Dilerseniz, (bu hususla ilgili olan) şu âyeti okuyun: "O peygamber,
mü'minlere öz nefislerinden evladır. Zevceleri, mü'minlerin
analarıdır..." (Ahzâb 6). Hangi mü'min (vefatında) bir mal bırakırsa
vârisleri (asabı) ona varis olsunlar. Borç veya bakıma muhtaç birini
bırakmışsa o da bana gelsin, ben onun mevlâsıyım." (KÜTÜB-I
SİTTE /739)
İbnu Abbas (radıyallahu
anhûmâ): "Allah bir adamın içinde iki kalp yaratmadı..." (Ahzâb, 4)
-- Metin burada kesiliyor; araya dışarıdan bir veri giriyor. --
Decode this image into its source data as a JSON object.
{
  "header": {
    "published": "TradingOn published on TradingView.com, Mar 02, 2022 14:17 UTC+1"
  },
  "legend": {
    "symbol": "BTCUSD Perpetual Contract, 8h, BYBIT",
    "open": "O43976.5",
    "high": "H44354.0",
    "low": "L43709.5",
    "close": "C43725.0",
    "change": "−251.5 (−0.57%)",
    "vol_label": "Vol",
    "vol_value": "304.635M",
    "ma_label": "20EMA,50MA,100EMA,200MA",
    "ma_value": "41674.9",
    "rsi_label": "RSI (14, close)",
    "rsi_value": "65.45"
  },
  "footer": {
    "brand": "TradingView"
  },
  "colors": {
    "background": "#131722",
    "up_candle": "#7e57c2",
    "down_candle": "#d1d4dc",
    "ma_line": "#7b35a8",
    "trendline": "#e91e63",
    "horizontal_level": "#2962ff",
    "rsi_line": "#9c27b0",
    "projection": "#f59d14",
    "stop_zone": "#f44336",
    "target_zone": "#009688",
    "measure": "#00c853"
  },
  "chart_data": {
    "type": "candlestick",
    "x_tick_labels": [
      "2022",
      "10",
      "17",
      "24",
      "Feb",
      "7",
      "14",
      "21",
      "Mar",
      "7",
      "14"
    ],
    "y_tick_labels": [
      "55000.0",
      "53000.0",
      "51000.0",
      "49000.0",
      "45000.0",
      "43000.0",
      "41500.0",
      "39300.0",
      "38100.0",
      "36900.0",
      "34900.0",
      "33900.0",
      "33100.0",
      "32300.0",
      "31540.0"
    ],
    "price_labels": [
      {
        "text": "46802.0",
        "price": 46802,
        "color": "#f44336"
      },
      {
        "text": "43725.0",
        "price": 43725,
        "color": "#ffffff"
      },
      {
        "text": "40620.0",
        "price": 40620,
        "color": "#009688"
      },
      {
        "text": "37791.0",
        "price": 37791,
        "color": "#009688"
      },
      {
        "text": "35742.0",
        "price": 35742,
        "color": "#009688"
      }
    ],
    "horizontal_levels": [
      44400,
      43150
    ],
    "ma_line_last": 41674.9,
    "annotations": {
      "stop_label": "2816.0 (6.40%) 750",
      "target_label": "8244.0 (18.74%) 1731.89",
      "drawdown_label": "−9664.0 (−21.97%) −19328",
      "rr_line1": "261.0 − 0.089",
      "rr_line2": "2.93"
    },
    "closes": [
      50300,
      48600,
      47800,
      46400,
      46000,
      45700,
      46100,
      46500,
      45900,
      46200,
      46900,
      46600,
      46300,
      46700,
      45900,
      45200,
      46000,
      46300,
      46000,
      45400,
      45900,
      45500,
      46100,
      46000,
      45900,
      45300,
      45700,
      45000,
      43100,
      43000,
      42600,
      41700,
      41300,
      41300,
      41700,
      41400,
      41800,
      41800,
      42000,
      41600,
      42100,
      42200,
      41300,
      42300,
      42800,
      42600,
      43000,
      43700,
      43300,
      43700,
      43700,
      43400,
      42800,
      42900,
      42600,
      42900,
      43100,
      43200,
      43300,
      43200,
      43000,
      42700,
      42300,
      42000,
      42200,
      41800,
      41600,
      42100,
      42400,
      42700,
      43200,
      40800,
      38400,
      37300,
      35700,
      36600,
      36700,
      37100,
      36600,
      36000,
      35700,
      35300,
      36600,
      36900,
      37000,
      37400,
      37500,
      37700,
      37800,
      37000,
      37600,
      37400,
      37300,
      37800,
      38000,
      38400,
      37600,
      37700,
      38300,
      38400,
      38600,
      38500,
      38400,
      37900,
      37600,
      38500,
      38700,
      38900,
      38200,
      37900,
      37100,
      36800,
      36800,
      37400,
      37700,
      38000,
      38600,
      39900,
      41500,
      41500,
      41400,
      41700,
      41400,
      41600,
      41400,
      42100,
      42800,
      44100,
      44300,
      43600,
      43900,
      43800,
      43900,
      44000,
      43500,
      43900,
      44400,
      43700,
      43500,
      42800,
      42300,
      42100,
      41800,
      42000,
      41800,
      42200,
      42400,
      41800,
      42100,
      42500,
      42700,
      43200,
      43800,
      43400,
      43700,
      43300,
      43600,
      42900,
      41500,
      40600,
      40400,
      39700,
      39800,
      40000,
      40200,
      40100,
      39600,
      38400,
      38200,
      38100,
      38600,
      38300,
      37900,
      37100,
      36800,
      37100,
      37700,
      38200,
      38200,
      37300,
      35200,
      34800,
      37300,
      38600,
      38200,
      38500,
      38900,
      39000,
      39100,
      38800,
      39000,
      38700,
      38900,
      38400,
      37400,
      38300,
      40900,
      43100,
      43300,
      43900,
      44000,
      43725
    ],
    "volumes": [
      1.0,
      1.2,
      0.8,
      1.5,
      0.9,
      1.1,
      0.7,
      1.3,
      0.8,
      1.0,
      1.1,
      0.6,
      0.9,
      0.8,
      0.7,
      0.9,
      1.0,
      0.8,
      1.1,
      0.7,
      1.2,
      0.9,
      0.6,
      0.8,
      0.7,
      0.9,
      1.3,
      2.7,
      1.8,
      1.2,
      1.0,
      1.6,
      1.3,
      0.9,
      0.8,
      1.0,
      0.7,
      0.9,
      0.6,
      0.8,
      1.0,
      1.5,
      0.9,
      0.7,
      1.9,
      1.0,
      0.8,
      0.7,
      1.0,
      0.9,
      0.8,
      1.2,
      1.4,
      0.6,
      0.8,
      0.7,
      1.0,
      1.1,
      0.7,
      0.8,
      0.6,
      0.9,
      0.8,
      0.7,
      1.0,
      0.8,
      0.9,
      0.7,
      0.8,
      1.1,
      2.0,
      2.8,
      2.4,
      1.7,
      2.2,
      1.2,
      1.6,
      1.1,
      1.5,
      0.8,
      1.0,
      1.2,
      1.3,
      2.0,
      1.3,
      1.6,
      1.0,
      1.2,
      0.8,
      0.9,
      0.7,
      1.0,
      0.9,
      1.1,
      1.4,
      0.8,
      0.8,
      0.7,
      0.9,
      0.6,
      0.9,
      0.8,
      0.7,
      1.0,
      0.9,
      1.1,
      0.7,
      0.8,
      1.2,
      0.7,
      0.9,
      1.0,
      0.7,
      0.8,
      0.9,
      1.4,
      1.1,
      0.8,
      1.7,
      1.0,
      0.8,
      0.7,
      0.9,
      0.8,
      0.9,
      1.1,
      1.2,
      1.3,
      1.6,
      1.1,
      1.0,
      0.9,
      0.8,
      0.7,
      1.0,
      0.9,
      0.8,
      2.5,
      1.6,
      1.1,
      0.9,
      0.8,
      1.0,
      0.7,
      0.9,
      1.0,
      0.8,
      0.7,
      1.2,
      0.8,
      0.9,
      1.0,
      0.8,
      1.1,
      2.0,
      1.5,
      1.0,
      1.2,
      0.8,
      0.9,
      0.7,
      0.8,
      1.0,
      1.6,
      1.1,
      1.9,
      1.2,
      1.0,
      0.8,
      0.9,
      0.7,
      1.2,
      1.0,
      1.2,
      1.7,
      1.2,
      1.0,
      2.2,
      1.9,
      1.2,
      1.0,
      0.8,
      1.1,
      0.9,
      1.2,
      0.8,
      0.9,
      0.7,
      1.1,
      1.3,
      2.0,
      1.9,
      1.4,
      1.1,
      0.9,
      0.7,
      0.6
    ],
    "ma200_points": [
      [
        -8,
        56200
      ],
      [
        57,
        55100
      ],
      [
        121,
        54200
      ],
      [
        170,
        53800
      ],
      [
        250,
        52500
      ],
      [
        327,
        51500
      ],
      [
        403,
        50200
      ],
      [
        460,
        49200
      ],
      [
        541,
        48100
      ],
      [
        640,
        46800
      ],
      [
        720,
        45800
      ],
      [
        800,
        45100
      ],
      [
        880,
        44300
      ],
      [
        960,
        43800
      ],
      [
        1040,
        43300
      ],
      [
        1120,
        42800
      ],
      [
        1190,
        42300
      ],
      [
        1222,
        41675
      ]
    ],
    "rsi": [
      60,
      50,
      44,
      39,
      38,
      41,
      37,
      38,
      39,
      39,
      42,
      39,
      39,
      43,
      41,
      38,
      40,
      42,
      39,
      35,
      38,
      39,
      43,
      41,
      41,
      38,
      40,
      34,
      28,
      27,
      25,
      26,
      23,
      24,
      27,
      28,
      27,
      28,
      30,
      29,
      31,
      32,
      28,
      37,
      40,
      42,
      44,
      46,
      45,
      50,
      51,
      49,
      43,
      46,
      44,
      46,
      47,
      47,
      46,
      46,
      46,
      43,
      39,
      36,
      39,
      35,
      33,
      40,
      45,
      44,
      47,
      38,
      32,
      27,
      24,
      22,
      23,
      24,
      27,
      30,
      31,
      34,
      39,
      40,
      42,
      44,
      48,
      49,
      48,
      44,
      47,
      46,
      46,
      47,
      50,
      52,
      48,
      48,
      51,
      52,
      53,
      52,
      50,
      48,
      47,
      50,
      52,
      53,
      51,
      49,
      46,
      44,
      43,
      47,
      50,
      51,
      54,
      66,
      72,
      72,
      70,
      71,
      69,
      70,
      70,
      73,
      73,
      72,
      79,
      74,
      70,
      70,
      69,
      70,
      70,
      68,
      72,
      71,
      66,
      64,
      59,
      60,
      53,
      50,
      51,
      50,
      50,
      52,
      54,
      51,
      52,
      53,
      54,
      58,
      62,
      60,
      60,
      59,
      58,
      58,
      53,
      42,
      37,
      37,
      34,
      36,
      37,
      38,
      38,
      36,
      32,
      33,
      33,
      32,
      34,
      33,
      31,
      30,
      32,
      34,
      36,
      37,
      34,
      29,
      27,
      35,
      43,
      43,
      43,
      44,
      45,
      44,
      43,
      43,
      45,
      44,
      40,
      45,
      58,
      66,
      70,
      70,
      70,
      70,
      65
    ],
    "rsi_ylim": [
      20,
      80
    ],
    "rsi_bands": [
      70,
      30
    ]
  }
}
meâlindeki âyet hakkında şunu söylerdi: "Bir gün, Hz. Peygamber (aleyhissalâtu
vesselâm) namaz kılmak için kalkmıştı, namazda bir hata yaptı.
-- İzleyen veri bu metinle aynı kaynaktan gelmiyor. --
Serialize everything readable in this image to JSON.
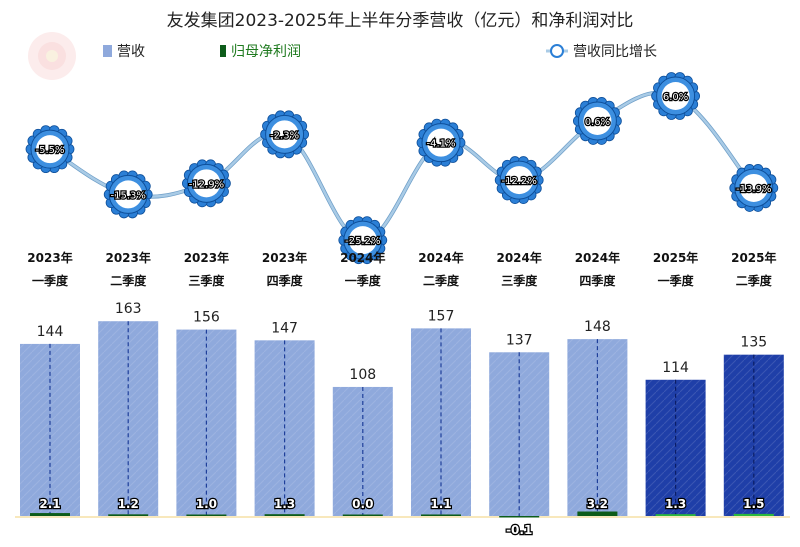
{
  "chart_data": {
    "type": "bar",
    "title": "友发集团2023-2025年上半年分季营收（亿元）和净利润对比",
    "categories": [
      [
        "2023年",
        "一季度"
      ],
      [
        "2023年",
        "二季度"
      ],
      [
        "2023年",
        "三季度"
      ],
      [
        "2023年",
        "四季度"
      ],
      [
        "2024年",
        "一季度"
      ],
      [
        "2024年",
        "二季度"
      ],
      [
        "2024年",
        "三季度"
      ],
      [
        "2024年",
        "四季度"
      ],
      [
        "2025年",
        "一季度"
      ],
      [
        "2025年",
        "二季度"
      ]
    ],
    "series": [
      {
        "name": "营收",
        "type": "bar",
        "values": [
          144,
          163,
          156,
          147,
          108,
          157,
          137,
          148,
          114,
          135
        ],
        "labels": [
          "144",
          "163",
          "156",
          "147",
          "108",
          "157",
          "137",
          "148",
          "114",
          "135"
        ]
      },
      {
        "name": "归母净利润",
        "type": "bar",
        "values": [
          2.1,
          1.2,
          1.0,
          1.3,
          0.0,
          1.1,
          -0.1,
          3.2,
          1.3,
          1.5
        ],
        "labels": [
          "2.1",
          "1.2",
          "1.0",
          "1.3",
          "0.0",
          "1.1",
          "-0.1",
          "3.2",
          "1.3",
          "1.5"
        ]
      },
      {
        "name": "营收同比增长",
        "type": "line",
        "values": [
          -5.5,
          -15.3,
          -12.9,
          -2.3,
          -25.2,
          -4.1,
          -12.2,
          0.6,
          6.0,
          -13.9
        ],
        "labels": [
          "-5.5%",
          "-15.3%",
          "-12.9%",
          "-2.3%",
          "-25.2%",
          "-4.1%",
          "-12.2%",
          "0.6%",
          "6.0%",
          "-13.9%"
        ]
      }
    ],
    "legend_placement": "top",
    "grid": false,
    "colors": {
      "revenue_2023_2024": "#8fa9dc",
      "revenue_2025": "#1f3fa8",
      "net_profit": "#0d5c1a",
      "net_profit_2025": "#2db83d",
      "yoy_line": "#a9cbe6",
      "yoy_marker": "#2b7fd6"
    }
  }
}
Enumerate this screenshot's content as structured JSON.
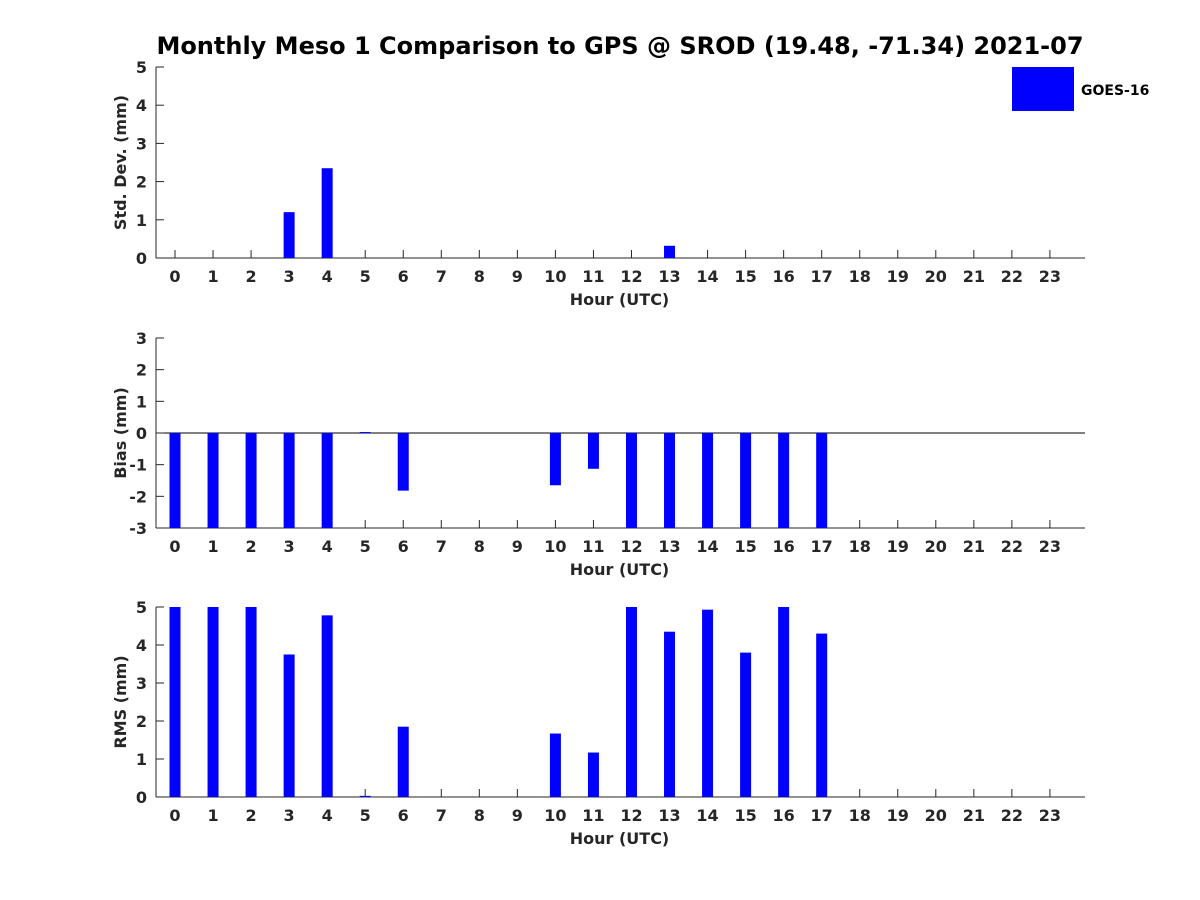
{
  "title": "Monthly Meso 1 Comparison to GPS @ SROD (19.48, -71.34) 2021-07",
  "legend": {
    "label": "GOES-16",
    "placement": "top-right"
  },
  "colors": {
    "bar": "#0000ff",
    "axis": "#262626"
  },
  "chart_data": [
    {
      "type": "bar",
      "name": "std-dev",
      "categories": [
        "0",
        "1",
        "2",
        "3",
        "4",
        "5",
        "6",
        "7",
        "8",
        "9",
        "10",
        "11",
        "12",
        "13",
        "14",
        "15",
        "16",
        "17",
        "18",
        "19",
        "20",
        "21",
        "22",
        "23"
      ],
      "series": [
        {
          "name": "GOES-16",
          "values": [
            null,
            null,
            null,
            1.2,
            2.35,
            null,
            null,
            null,
            null,
            null,
            null,
            null,
            null,
            0.32,
            null,
            null,
            null,
            null,
            null,
            null,
            null,
            null,
            null,
            null
          ]
        }
      ],
      "xlabel": "Hour (UTC)",
      "ylabel": "Std. Dev. (mm)",
      "ylim": [
        0,
        5
      ],
      "yticks": [
        0,
        1,
        2,
        3,
        4,
        5
      ],
      "grid": false
    },
    {
      "type": "bar",
      "name": "bias",
      "categories": [
        "0",
        "1",
        "2",
        "3",
        "4",
        "5",
        "6",
        "7",
        "8",
        "9",
        "10",
        "11",
        "12",
        "13",
        "14",
        "15",
        "16",
        "17",
        "18",
        "19",
        "20",
        "21",
        "22",
        "23"
      ],
      "series": [
        {
          "name": "GOES-16",
          "values": [
            -3,
            -3,
            -3,
            -3,
            -3,
            0.03,
            -1.82,
            null,
            null,
            null,
            -1.65,
            -1.13,
            -3,
            -3,
            -3,
            -3,
            -3,
            -3,
            null,
            null,
            null,
            null,
            null,
            null
          ]
        }
      ],
      "xlabel": "Hour (UTC)",
      "ylabel": "Bias (mm)",
      "ylim": [
        -3,
        3
      ],
      "yticks": [
        -3,
        -2,
        -1,
        0,
        1,
        2,
        3
      ],
      "zero_line": true,
      "grid": false
    },
    {
      "type": "bar",
      "name": "rms",
      "categories": [
        "0",
        "1",
        "2",
        "3",
        "4",
        "5",
        "6",
        "7",
        "8",
        "9",
        "10",
        "11",
        "12",
        "13",
        "14",
        "15",
        "16",
        "17",
        "18",
        "19",
        "20",
        "21",
        "22",
        "23"
      ],
      "series": [
        {
          "name": "GOES-16",
          "values": [
            5,
            5,
            5,
            3.75,
            4.78,
            0.03,
            1.85,
            null,
            null,
            null,
            1.67,
            1.17,
            5,
            4.35,
            4.93,
            3.8,
            5,
            4.3,
            null,
            null,
            null,
            null,
            null,
            null
          ]
        }
      ],
      "xlabel": "Hour (UTC)",
      "ylabel": "RMS (mm)",
      "ylim": [
        0,
        5
      ],
      "yticks": [
        0,
        1,
        2,
        3,
        4,
        5
      ],
      "grid": false
    }
  ]
}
Cemaatte onunla namaz kılan münafıklar derhal: "Bakın, bunun iki kalbi
var, bunlardan biri sizinle, biri onlarla (Ashabıyla)" dediler. İşte
onların bu sözü üzerine bu âyet nazil oldu." (KÜTÜB-I SİTTE /740)
Hz. Aişe (radıyallahu
anhâ), "O vakit onlar hem üstünüzden, hem altınızdan size gelmişlerdi.
O zaman gözler yılmış, yürekler gırtlaklara dayanmıştı ve siz Allah'a
karşı türlü zanlarda bulunuyordunuz. İşte orada mü'minler imtihana
uğratılmıştı. Şiddetli bir sarsıntı ile sarsılmışlardı..." (Ahzâb,
10-11) mealindeki âyet hakkında: "Bu, Hendek Savaşı ile ilgilidir"
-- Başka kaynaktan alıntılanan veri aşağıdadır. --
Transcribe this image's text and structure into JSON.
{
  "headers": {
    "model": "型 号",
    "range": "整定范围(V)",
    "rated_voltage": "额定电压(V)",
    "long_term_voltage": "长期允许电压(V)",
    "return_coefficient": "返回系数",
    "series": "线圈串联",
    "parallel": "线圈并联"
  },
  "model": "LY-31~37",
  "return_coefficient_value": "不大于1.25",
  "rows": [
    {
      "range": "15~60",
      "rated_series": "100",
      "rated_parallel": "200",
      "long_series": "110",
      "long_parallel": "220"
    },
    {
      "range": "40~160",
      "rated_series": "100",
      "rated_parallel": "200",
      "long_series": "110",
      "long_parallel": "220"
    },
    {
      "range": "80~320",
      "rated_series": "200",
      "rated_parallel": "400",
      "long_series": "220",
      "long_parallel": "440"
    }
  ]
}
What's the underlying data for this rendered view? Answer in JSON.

demiştir. (KÜTÜB-I SİTTE /741)
Hz. Enes (radıyallahu
anh) anlatıyor: "Biz şu ayeti amcam Enes İbnu'n-Nadr hakkında indi
biliyorduk (meâlen): "Mü'minler içinde Allah'a verdikleri sözde
sadakat gösteren nice erler var. İşte onların kimi adağını ödedi, kimi
de (bunu) bekliyor. Onlar hiçbir suretle (ahidlerini)
değiştirmediler." (Ahzâb 23). (KÜTÜB-I SİTTE /742)
Ümmü Umâre (radıyallahu
anhâ) anlatıyor: "Ey Allah'ın Resûlü, dedim, her şeyi erkekler için
görüyorum. Hiçbir şekilde kadınların zikredildiğini görmüyorum." Bunun
üzerine şu âyet indi. (meâlen): "Doğrusu, erkek ve kadın Müslümanlar,
erkek ve kadın mü'minler, boyun eğen erkekler ve kadınlar, doğru sözlü
erkekler ve kadınlar, sabırlı erkekler ve kadınlar, gönülden bağlanan
erkekler ve kadınlar, oruç tutan erkekler ve kadınlar, iffetlerini
koruyan erkekler ve kadınlar, işte Allah bunların hepsine mağfiret ve
büyük ecir hazırlamıştır" (Ahzab, 35). (KÜTÜB-İ SİTTE /743)
Hz. Aişe (radıyallahu
anhâ) demiştir ki: "Eğer Hz. Peygamber (aleyhissalâtu vesselâm)
kendisine inen vahiyden bir şey gizleseydi şu âyeti gizlerdi: "(Habibim)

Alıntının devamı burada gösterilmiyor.